Dix ans après les révélations choc des Panama Papers, la Direction générale des finances publiques (DGFiP) de France a annoncé, le 3 avril, avoir mis en recouvrement 271 millions d'euros. Ce montant résulte des 230 dossiers traités parmi les plus de 600 examinés depuis 2016, selon une information relayée par le journal Le Monde.
Dans ses déclarations, l'administration fiscale a précisé : « En ajoutant les régularisations et les contrôles finalisés au 31 décembre 2025, les résultats liés aux Panama Papers atteignent 271 millions d'euros pour 230 dossiers. » Cette affaire avait éclaté en 2016 grâce aux travaux du Consortium international de journalistes d'investigation (ICIJ), lesquelles avaient mis en lumière des pratiques d'évasion fiscale à grande échelle.
Les Panama Papers avaient révélé plus de 11,5 millions de documents confidentiels du cabinet d'avocats Mossack Fonseca, fournissant des informations sur plus de 214 000 sociétés offshore. Des personnalités allant de célébrités à des chefs d'États ont été exposées pour avoir dissimulé des actifs au fisc, totalisant des milliards d'euros en biens et capitaux.

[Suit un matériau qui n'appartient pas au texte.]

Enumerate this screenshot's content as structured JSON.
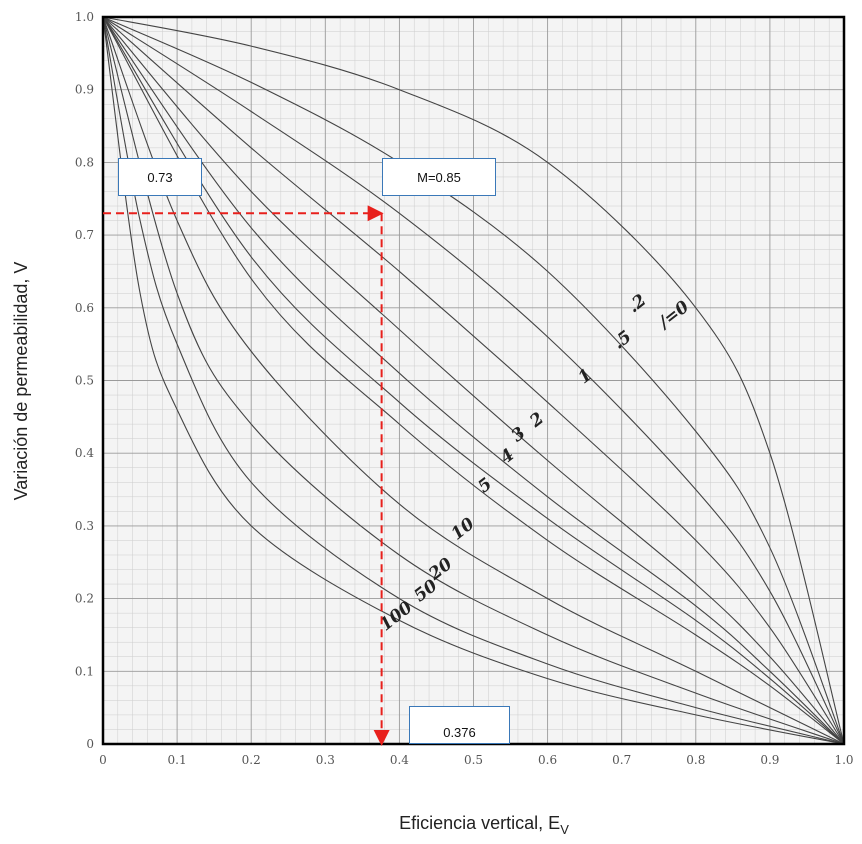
{
  "chart_data": {
    "type": "line",
    "xlabel": "Eficiencia vertical, E",
    "xlabel_subscript": "V",
    "ylabel": "Variación de permeabilidad, V",
    "xlim": [
      0,
      1.0
    ],
    "ylim": [
      0,
      1.0
    ],
    "x_ticks": [
      "0",
      "0.1",
      "0.2",
      "0.3",
      "0.4",
      "0.5",
      "0.6",
      "0.7",
      "0.8",
      "0.9",
      "1.0"
    ],
    "y_ticks": [
      "0",
      "0.1",
      "0.2",
      "0.3",
      "0.4",
      "0.5",
      "0.6",
      "0.7",
      "0.8",
      "0.9",
      "1.0"
    ],
    "grid": true,
    "series": [
      {
        "name": "∕=0",
        "x": [
          0,
          0.2,
          0.4,
          0.6,
          0.8,
          0.9,
          1.0
        ],
        "y": [
          1.0,
          0.96,
          0.9,
          0.8,
          0.6,
          0.4,
          0.0
        ]
      },
      {
        "name": ".2",
        "x": [
          0,
          0.2,
          0.4,
          0.6,
          0.8,
          0.9,
          1.0
        ],
        "y": [
          1.0,
          0.91,
          0.8,
          0.65,
          0.43,
          0.27,
          0.0
        ]
      },
      {
        "name": ".5",
        "x": [
          0,
          0.2,
          0.4,
          0.6,
          0.8,
          0.9,
          1.0
        ],
        "y": [
          1.0,
          0.87,
          0.73,
          0.56,
          0.35,
          0.21,
          0.0
        ]
      },
      {
        "name": "1",
        "x": [
          0,
          0.2,
          0.4,
          0.6,
          0.8,
          0.9,
          1.0
        ],
        "y": [
          1.0,
          0.82,
          0.65,
          0.47,
          0.28,
          0.16,
          0.0
        ]
      },
      {
        "name": "2",
        "x": [
          0,
          0.2,
          0.4,
          0.6,
          0.8,
          0.9,
          1.0
        ],
        "y": [
          1.0,
          0.76,
          0.57,
          0.39,
          0.22,
          0.12,
          0.0
        ]
      },
      {
        "name": "3",
        "x": [
          0,
          0.2,
          0.4,
          0.6,
          0.8,
          0.9,
          1.0
        ],
        "y": [
          1.0,
          0.71,
          0.51,
          0.34,
          0.19,
          0.1,
          0.0
        ]
      },
      {
        "name": "4",
        "x": [
          0,
          0.2,
          0.4,
          0.6,
          0.8,
          0.9,
          1.0
        ],
        "y": [
          1.0,
          0.67,
          0.47,
          0.31,
          0.17,
          0.09,
          0.0
        ]
      },
      {
        "name": "5",
        "x": [
          0,
          0.2,
          0.4,
          0.6,
          0.8,
          0.9,
          1.0
        ],
        "y": [
          1.0,
          0.64,
          0.44,
          0.28,
          0.15,
          0.08,
          0.0
        ]
      },
      {
        "name": "10",
        "x": [
          0,
          0.1,
          0.2,
          0.4,
          0.6,
          0.8,
          1.0
        ],
        "y": [
          1.0,
          0.72,
          0.54,
          0.33,
          0.2,
          0.1,
          0.0
        ]
      },
      {
        "name": "20",
        "x": [
          0,
          0.1,
          0.2,
          0.4,
          0.6,
          0.8,
          1.0
        ],
        "y": [
          1.0,
          0.62,
          0.44,
          0.26,
          0.15,
          0.07,
          0.0
        ]
      },
      {
        "name": "50",
        "x": [
          0,
          0.05,
          0.1,
          0.2,
          0.4,
          0.6,
          0.8,
          1.0
        ],
        "y": [
          1.0,
          0.72,
          0.55,
          0.36,
          0.2,
          0.11,
          0.05,
          0.0
        ]
      },
      {
        "name": "100",
        "x": [
          0,
          0.05,
          0.1,
          0.2,
          0.4,
          0.6,
          0.8,
          1.0
        ],
        "y": [
          1.0,
          0.62,
          0.46,
          0.3,
          0.17,
          0.09,
          0.04,
          0.0
        ]
      }
    ],
    "curve_labels": [
      "∕=0",
      ".2",
      ".5",
      "1",
      "2",
      "3",
      "4",
      "5",
      "10",
      "20",
      "50",
      "100"
    ],
    "annotations": {
      "v_value": "0.73",
      "m_value": "M=0.85",
      "ev_value": "0.376",
      "point": {
        "x": 0.376,
        "y": 0.73
      },
      "color": "#e8201c",
      "box_border_color": "#3a78b8"
    }
  }
}
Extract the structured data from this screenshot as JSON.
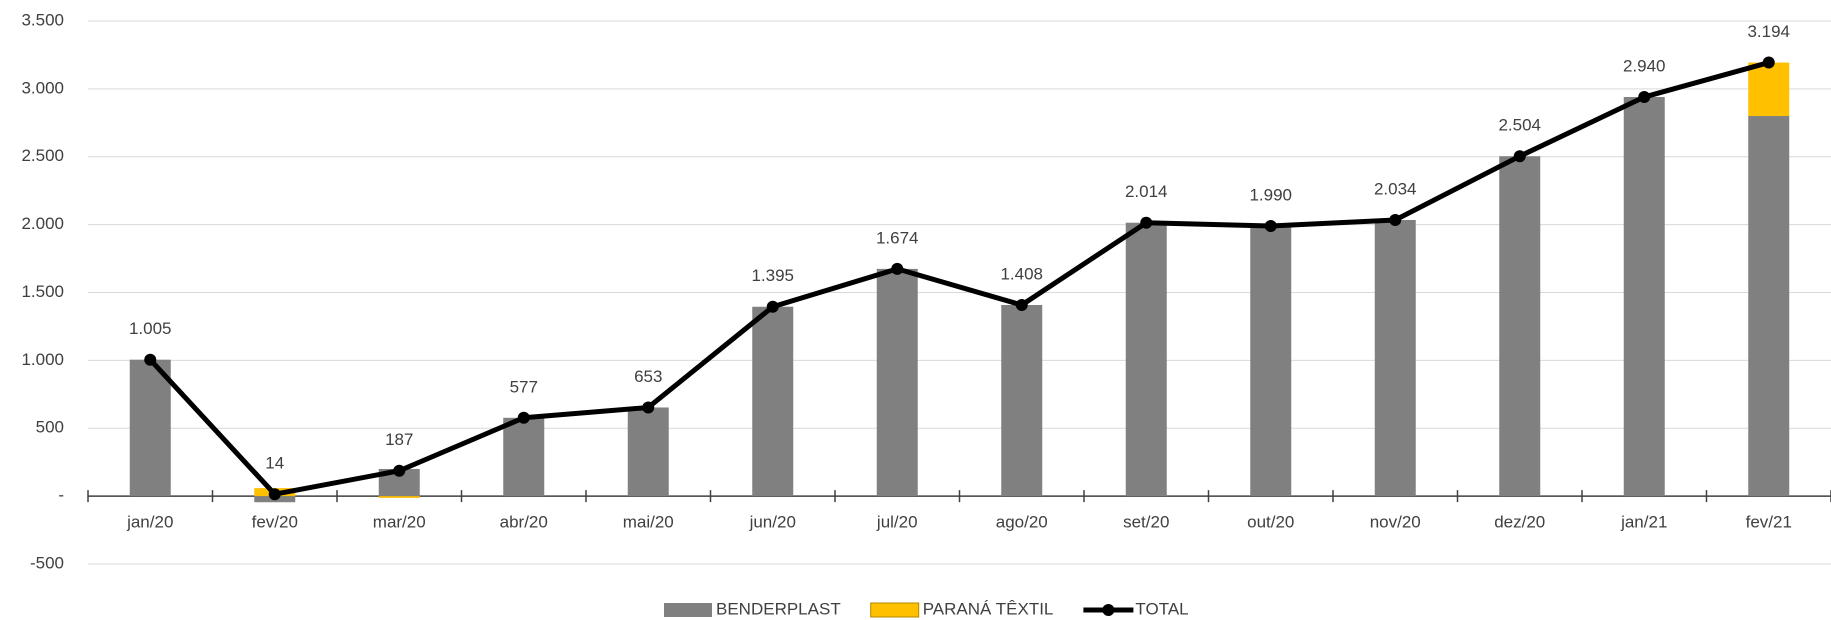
{
  "chart_data": {
    "type": "combo",
    "categories": [
      "jan/20",
      "fev/20",
      "mar/20",
      "abr/20",
      "mai/20",
      "jun/20",
      "jul/20",
      "ago/20",
      "set/20",
      "out/20",
      "nov/20",
      "dez/20",
      "jan/21",
      "fev/21"
    ],
    "series": [
      {
        "name": "BENDERPLAST",
        "type": "bar",
        "color": "#808080",
        "values": [
          1005,
          -45,
          200,
          577,
          653,
          1395,
          1674,
          1408,
          2014,
          1990,
          2034,
          2504,
          2940,
          2800
        ]
      },
      {
        "name": "PARANÁ TÊXTIL",
        "type": "bar",
        "color": "#ffc000",
        "values": [
          0,
          59,
          -13,
          0,
          0,
          0,
          0,
          0,
          0,
          0,
          0,
          0,
          0,
          394
        ]
      },
      {
        "name": "TOTAL",
        "type": "line",
        "color": "#000000",
        "values": [
          1005,
          14,
          187,
          577,
          653,
          1395,
          1674,
          1408,
          2014,
          1990,
          2034,
          2504,
          2940,
          3194
        ],
        "value_labels": [
          "1.005",
          "14",
          "187",
          "577",
          "653",
          "1.395",
          "1.674",
          "1.408",
          "2.014",
          "1.990",
          "2.034",
          "2.504",
          "2.940",
          "3.194"
        ]
      }
    ],
    "ylim": [
      -500,
      3500
    ],
    "yticks": [
      {
        "value": 3500,
        "label": "3.500"
      },
      {
        "value": 3000,
        "label": "3.000"
      },
      {
        "value": 2500,
        "label": "2.500"
      },
      {
        "value": 2000,
        "label": "2.000"
      },
      {
        "value": 1500,
        "label": "1.500"
      },
      {
        "value": 1000,
        "label": "1.000"
      },
      500,
      {
        "value": 0,
        "label": "-"
      },
      -500
    ],
    "grid": true,
    "legend": "bottom"
  }
}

Bien que le chiffre de 271 millions d'euros soit impressionnant, il ne représente pas le montant total récupéré par l'État, et la DGFiP n’a pas donné de détails sur le montant effectivement encaissé jusqu'à présent. Cette affaire a également mis en avant le rôle du Panama comme un véritable sanctuaire d'évasion fiscale.
Récemment, l'ONG Oxfam a souligné que « les ultra-riches continuent d'exploiter des systèmes offshore pour éviter l'impôt », affirmant qu'en 2024, environ 3,550 milliards de dollars non imposés seraient cachés dans des paradis fiscaux, un montant supérieur à la richesse annuelle produite en France.
Alors que le scandale des Panama Papers a eu des répercussions durables sur la fiscalité internationale, des experts, tel que Thomas Piketty, économiste et auteur renommé, a déclaré : « Tant que les structures fiscales et juridiques resteront inégales, l'évasion fiscale continuera de prospérer. » Ce constat interpelle sur la nécessité d'une régulation internationale plus stricte des pratiques offshore.